URBINO – Arte e tecnologia digitale, un tempo mondi lontani, oggi provano a incontrarsi e a dialogare. Parlano linguaggi differenti, ma non inconciliabili e lo sforzo potrebbe regalare grandi sorprese a entrambi. Tante le cose che possono imparare l’uno dall’altro, come molte sono le “vie digitali” che può intraprendere la conoscenza. Ce ne indica alcune Luca De Biase, responsabile di Nòva24, l’inserto dedicato all’innovazione de Il Sole 24 Ore.
Cosa la Rete può imparare dal museo e cosa il museo dalla Rete?
La rete è cresciuta e non cessa di innovare.
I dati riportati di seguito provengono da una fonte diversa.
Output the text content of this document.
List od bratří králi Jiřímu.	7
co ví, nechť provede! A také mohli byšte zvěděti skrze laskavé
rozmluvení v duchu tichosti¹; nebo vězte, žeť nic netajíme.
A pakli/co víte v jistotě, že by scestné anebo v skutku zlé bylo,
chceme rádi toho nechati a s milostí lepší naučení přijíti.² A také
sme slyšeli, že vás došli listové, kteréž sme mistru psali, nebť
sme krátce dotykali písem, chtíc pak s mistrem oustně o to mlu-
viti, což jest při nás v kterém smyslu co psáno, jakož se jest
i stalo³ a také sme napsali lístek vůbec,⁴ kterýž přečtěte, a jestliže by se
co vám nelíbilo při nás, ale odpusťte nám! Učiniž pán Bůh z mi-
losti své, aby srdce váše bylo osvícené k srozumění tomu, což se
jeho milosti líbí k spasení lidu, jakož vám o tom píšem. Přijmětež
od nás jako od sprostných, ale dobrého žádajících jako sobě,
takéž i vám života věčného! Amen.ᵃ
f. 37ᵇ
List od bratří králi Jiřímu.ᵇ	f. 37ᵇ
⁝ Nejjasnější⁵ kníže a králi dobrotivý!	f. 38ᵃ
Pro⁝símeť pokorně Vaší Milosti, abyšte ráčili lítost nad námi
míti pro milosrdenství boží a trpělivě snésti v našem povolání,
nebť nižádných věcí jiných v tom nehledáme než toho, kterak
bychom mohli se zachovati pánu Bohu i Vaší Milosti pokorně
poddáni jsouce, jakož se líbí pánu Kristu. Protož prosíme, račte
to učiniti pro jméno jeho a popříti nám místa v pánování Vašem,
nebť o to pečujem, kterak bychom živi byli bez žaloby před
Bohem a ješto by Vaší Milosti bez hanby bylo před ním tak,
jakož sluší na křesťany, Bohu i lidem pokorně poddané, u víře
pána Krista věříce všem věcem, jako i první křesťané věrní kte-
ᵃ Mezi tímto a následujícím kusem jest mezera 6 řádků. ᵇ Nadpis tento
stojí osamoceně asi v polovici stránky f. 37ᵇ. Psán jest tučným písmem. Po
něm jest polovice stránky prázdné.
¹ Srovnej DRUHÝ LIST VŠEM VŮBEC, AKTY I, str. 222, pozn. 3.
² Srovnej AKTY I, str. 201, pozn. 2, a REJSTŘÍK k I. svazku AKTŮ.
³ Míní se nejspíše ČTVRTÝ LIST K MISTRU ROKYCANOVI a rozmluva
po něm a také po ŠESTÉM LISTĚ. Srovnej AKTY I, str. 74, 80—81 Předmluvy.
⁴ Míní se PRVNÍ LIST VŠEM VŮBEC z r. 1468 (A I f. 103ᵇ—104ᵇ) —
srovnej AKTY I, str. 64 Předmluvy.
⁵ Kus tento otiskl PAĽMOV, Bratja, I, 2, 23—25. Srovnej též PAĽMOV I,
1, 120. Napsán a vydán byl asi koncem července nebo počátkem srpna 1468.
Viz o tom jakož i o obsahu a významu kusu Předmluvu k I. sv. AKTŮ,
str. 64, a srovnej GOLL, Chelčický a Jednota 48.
Uno degli argomenti su cui ci sono opportunità è la qualità dell’informazione e della conoscenza che si trova in Rete. Occorre attualizzare il metodo che è stato sviluppato dalle organizzazioni che si sono occupate tradizionalmente del discernimento della qualità della conoscenza, tra le quali ci sono i musei. Le piattaforme attuali mancano di strumenti per incentivare il senso critico, la verifica delle fonti, il metodo della completezza e della indipendenza della ricerca, e così via. Ma sanno come si ingaggiano le persone con tecnologie persuasive.
Si pensa a piattaforme su cui far circolare contenuti culturali, che possano far vivere le opere anche fuori dal museo. Una sorta di Facebook ma ‘di settore’?
Più si usano forme di fruizione digitale per le opere museali, più si prova la tentazione di svincolare almeno in parte l’esperienza culturale dalla presenza fisica al museo. Ma non è necessariamente una buona idea. In realtà, si può sviluppare esperienza di relazione tra il museo e il pubblico prima, durante e dopo la visita. Sia usando le piattaforme esistenti, come già moltissimi musei fanno, sia cercando di sviluppare piattaforme ulteriori. La formazione a distanza, la collaborazione tra scuole, università, musei, biblioteche, archivi e persino giornali, su questo fronte, potrebbe riservare interessanti sorprese.
E’ possibile immaginare che un giorno i musei virtuali, magari a realtà aumentata, sostituiranno la classica visita di persona?
È certamente possibile immaginarlo. Ma non è obbligatorio progettarlo. È evidente che la simulazione digitale, per essere interessante, non ha bisogno di aspirare a sostituire il luogo fisico che intensifica l’esperienza, aggiunge avventura e sorpresa, garantisce autenticità. Può al contrario essere pensata per aumentare la forza della trasmissione di conoscenza che il museo si propone di generare.